About once a month he used to go back to Berne, and was invariably met at the station by Ulrici. He had been given a very special passport, which took him easily and expeditiously over the frontier, and he had no trouble with station commandants. In these visits he would be closeted with Ulrici for hours. Occasionally he would slip out of his hotel at night for a little, and when Ulrici heard of it he shrugged his shoulders and laughed. ‘He is young,’ he would say with a leer. ‘Even a prophet must have his amusements.’ But he was wrong, for Dr Lartius had not the foibles he suspected.

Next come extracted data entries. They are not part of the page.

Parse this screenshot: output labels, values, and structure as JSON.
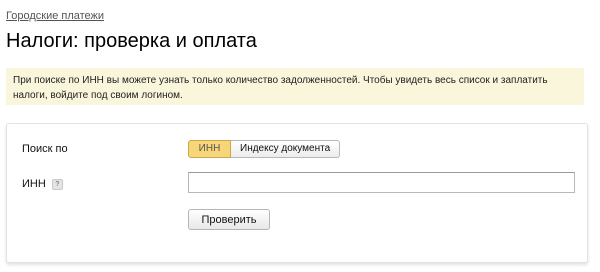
{
  "breadcrumb": {
    "label": "Городские платежи"
  },
  "page": {
    "title": "Налоги: проверка и оплата"
  },
  "notice": {
    "text": "При поиске по ИНН вы можете узнать только количество задолженностей. Чтобы увидеть весь список и заплатить налоги, войдите под своим логином."
  },
  "form": {
    "search_by_label": "Поиск по",
    "search_options": [
      {
        "label": "ИНН",
        "selected": true
      },
      {
        "label": "Индексу документа",
        "selected": false
      }
    ],
    "inn_label": "ИНН",
    "help_icon_glyph": "?",
    "inn_value": "",
    "check_button": "Проверить"
  },
  "colors": {
    "notice_bg": "#faf6dc",
    "selected_toggle": "#f7d67a"
  }
}
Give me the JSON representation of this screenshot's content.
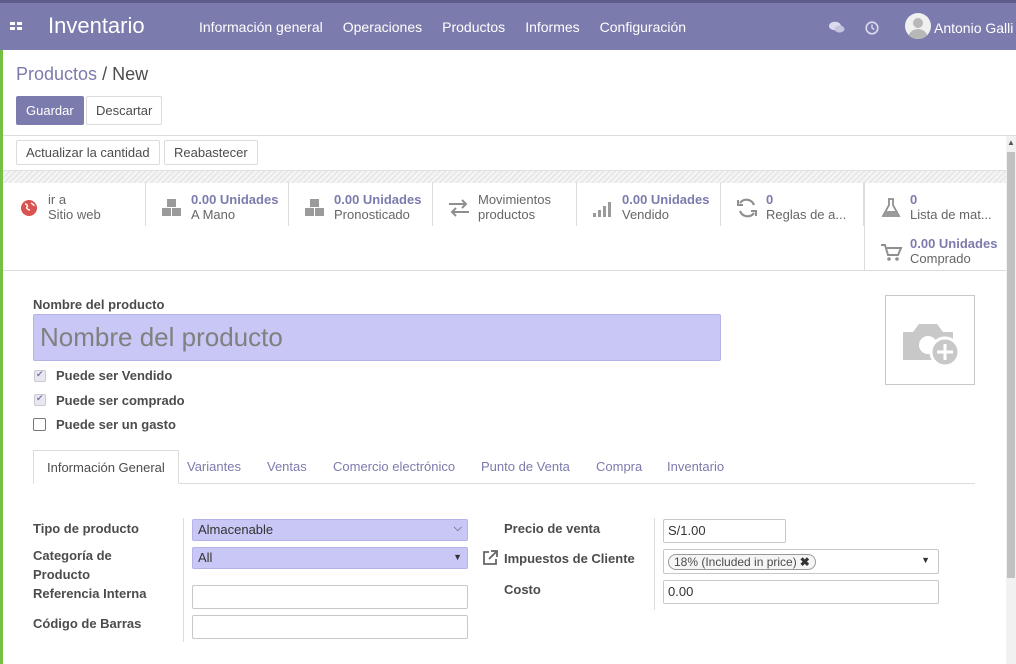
{
  "navbar": {
    "brand": "Inventario",
    "menu": [
      "Información general",
      "Operaciones",
      "Productos",
      "Informes",
      "Configuración"
    ],
    "user": "Antonio Galli",
    "color": "#7c7bad"
  },
  "breadcrumb": {
    "parent": "Productos",
    "separator": "/",
    "current": "New"
  },
  "actions": {
    "save": "Guardar",
    "discard": "Descartar"
  },
  "statusbar": {
    "update_qty": "Actualizar la cantidad",
    "replenish": "Reabastecer"
  },
  "smart_buttons": [
    {
      "icon": "globe-icon",
      "line1": "ir a",
      "line2": "Sitio web"
    },
    {
      "icon": "cubes-icon",
      "value": "0.00 Unidades",
      "label": "A Mano"
    },
    {
      "icon": "cubes-icon",
      "value": "0.00 Unidades",
      "label": "Pronosticado"
    },
    {
      "icon": "exchange-icon",
      "line1": "Movimientos",
      "line2": "productos"
    },
    {
      "icon": "signal-icon",
      "value": "0.00 Unidades",
      "label": "Vendido"
    },
    {
      "icon": "refresh-icon",
      "value": "0",
      "label": "Reglas de a..."
    },
    {
      "icon": "flask-icon",
      "value": "0",
      "label": "Lista de mat..."
    },
    {
      "icon": "cart-icon",
      "value": "0.00 Unidades",
      "label": "Comprado"
    }
  ],
  "form": {
    "name_label": "Nombre del producto",
    "name_placeholder": "Nombre del producto",
    "can_be_sold": {
      "label": "Puede ser Vendido",
      "checked": true
    },
    "can_be_purchased": {
      "label": "Puede ser comprado",
      "checked": true
    },
    "can_be_expensed": {
      "label": "Puede ser un gasto",
      "checked": false
    }
  },
  "tabs": [
    "Información General",
    "Variantes",
    "Ventas",
    "Comercio electrónico",
    "Punto de Venta",
    "Compra",
    "Inventario"
  ],
  "general": {
    "product_type": {
      "label": "Tipo de producto",
      "value": "Almacenable"
    },
    "category": {
      "label_line1": "Categoría de",
      "label_line2": "Producto",
      "value": "All"
    },
    "internal_ref": {
      "label": "Referencia Interna",
      "value": ""
    },
    "barcode": {
      "label": "Código de Barras",
      "value": ""
    },
    "sale_price": {
      "label": "Precio de venta",
      "value": "S/1.00"
    },
    "customer_taxes": {
      "label": "Impuestos de Cliente",
      "tag": "18% (Included in price)"
    },
    "cost": {
      "label": "Costo",
      "value": "0.00"
    }
  }
}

The winter passed slowly, and the faces in the Munich streets grew daily more pinched and wan, clothing more shabby, and boots more down at heel. But there was always comfort for seekers in the room in the Garmischstrasse. Whoever lost faith it was not Dr Lartius. Peace was coming, and his hearers judged that he had forgotten his scientific detachment from all patriotisms and was becoming a good German.

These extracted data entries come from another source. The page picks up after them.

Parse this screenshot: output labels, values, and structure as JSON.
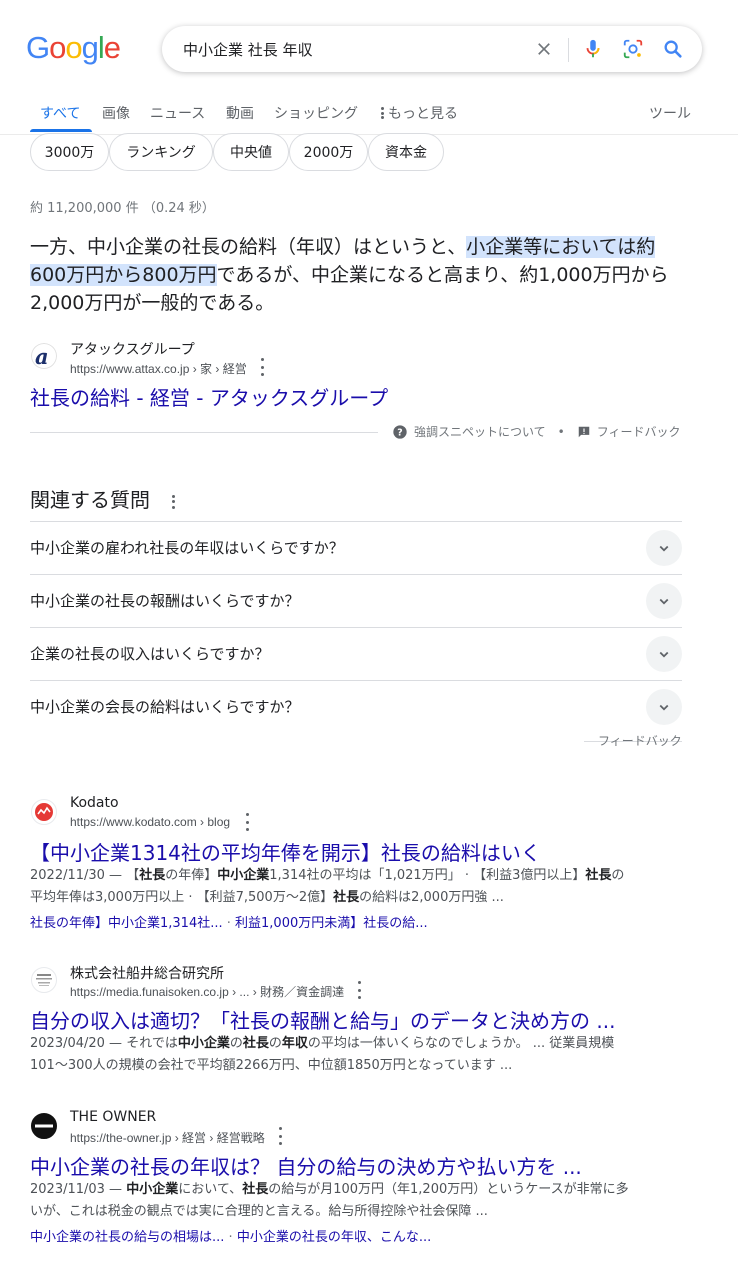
{
  "header": {
    "logo_letters": [
      "G",
      "o",
      "o",
      "g",
      "l",
      "e"
    ],
    "logo_colors": [
      "#4285F4",
      "#EA4335",
      "#FBBC05",
      "#4285F4",
      "#34A853",
      "#EA4335"
    ],
    "query": "中小企業 社長 年収"
  },
  "tabs": [
    {
      "label": "すべて",
      "active": true
    },
    {
      "label": "画像"
    },
    {
      "label": "ニュース"
    },
    {
      "label": "動画"
    },
    {
      "label": "ショッピング"
    },
    {
      "label": "もっと見る"
    },
    {
      "label": "ツール"
    }
  ],
  "chips": [
    "3000万",
    "ランキング",
    "中央値",
    "2000万",
    "資本金"
  ],
  "stats": "約 11,200,000 件 （0.24 秒）",
  "featured": {
    "text_before": "一方、中小企業の社長の給料（年収）はというと、",
    "text_highlight": "小企業等においては約600万円から800万円",
    "text_after": "であるが、中企業になると高まり、約1,000万円から2,000万円が一般的である。",
    "site": "アタックスグループ",
    "url": "https://www.attax.co.jp › 家 › 経営",
    "title": "社長の給料 - 経営 - アタックスグループ",
    "about_label": "強調スニペットについて",
    "bullet": "•",
    "feedback_label": "フィードバック"
  },
  "paa": {
    "title": "関連する質問",
    "questions": [
      "中小企業の雇われ社長の年収はいくらですか？",
      "中小企業の社長の報酬はいくらですか？",
      "企業の社長の収入はいくらですか？",
      "中小企業の会長の給料はいくらですか？"
    ],
    "feedback_label": "フィードバック"
  },
  "results": [
    {
      "site": "Kodato",
      "url": "https://www.kodato.com › blog",
      "title": "【中小企業1314社の平均年俸を開示】社長の給料はいく",
      "date": "2022/11/30 — ",
      "snippet_parts": [
        {
          "t": "【"
        },
        {
          "t": "社長",
          "b": true
        },
        {
          "t": "の年俸】"
        },
        {
          "t": "中小企業",
          "b": true
        },
        {
          "t": "1,314社の平均は「1,021万円」 · 【利益3億円以上】"
        },
        {
          "t": "社長",
          "b": true
        },
        {
          "t": "の平均年俸は3,000万円以上 · 【利益7,500万〜2億】"
        },
        {
          "t": "社長",
          "b": true
        },
        {
          "t": "の給料は2,000万円強 ..."
        }
      ],
      "sublinks": [
        "社長の年俸】中小企業1,314社...",
        "利益1,000万円未満】社長の給..."
      ],
      "sublink_sep": " · "
    },
    {
      "site": "株式会社船井総合研究所",
      "url": "https://media.funaisoken.co.jp › ... › 財務／資金調達",
      "title": "自分の収入は適切？「社長の報酬と給与」のデータと決め方の ...",
      "date": "2023/04/20 — ",
      "snippet_parts": [
        {
          "t": "それでは"
        },
        {
          "t": "中小企業",
          "b": true
        },
        {
          "t": "の"
        },
        {
          "t": "社長",
          "b": true
        },
        {
          "t": "の"
        },
        {
          "t": "年収",
          "b": true
        },
        {
          "t": "の平均は一体いくらなのでしょうか。 ... 従業員規模101〜300人の規模の会社で平均額2266万円、中位額1850万円となっています ..."
        }
      ],
      "sublinks": []
    },
    {
      "site": "THE OWNER",
      "url": "https://the-owner.jp › 経営 › 経営戦略",
      "title": "中小企業の社長の年収は？ 自分の給与の決め方や払い方を ...",
      "date": "2023/11/03 — ",
      "snippet_parts": [
        {
          "t": "中小企業",
          "b": true
        },
        {
          "t": "において、"
        },
        {
          "t": "社長",
          "b": true
        },
        {
          "t": "の給与が月100万円（年1,200万円）というケースが非常に多いが、これは税金の観点では実に合理的と言える。給与所得控除や社会保障 ..."
        }
      ],
      "sublinks": [
        "中小企業の社長の給与の相場は...",
        "中小企業の社長の年収、こんな..."
      ],
      "sublink_sep": " · "
    }
  ],
  "colors": {
    "link": "#1a0dab",
    "accent": "#1a73e8",
    "highlight": "#d2e3fc"
  }
}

Then in February of the New Year came the rumour of the great advance preparing in the West. The High Command had promised speedy and final victory in return for a little more endurance. Dr Lartius seemed to have the first news of it. ‘It is Peace,’ he said, ‘Peace before winter;’ and his phrase was repeated everywhere and became a popular watchword. So, when the news came at the end of March of the retreat of the French and English to the gates of Amiens, the hungry people smiled to each other and said, ‘He is right, as always. It is Peace.’ Few now cared much about victory, except the high officers and the very rich, but on Peace all were determined.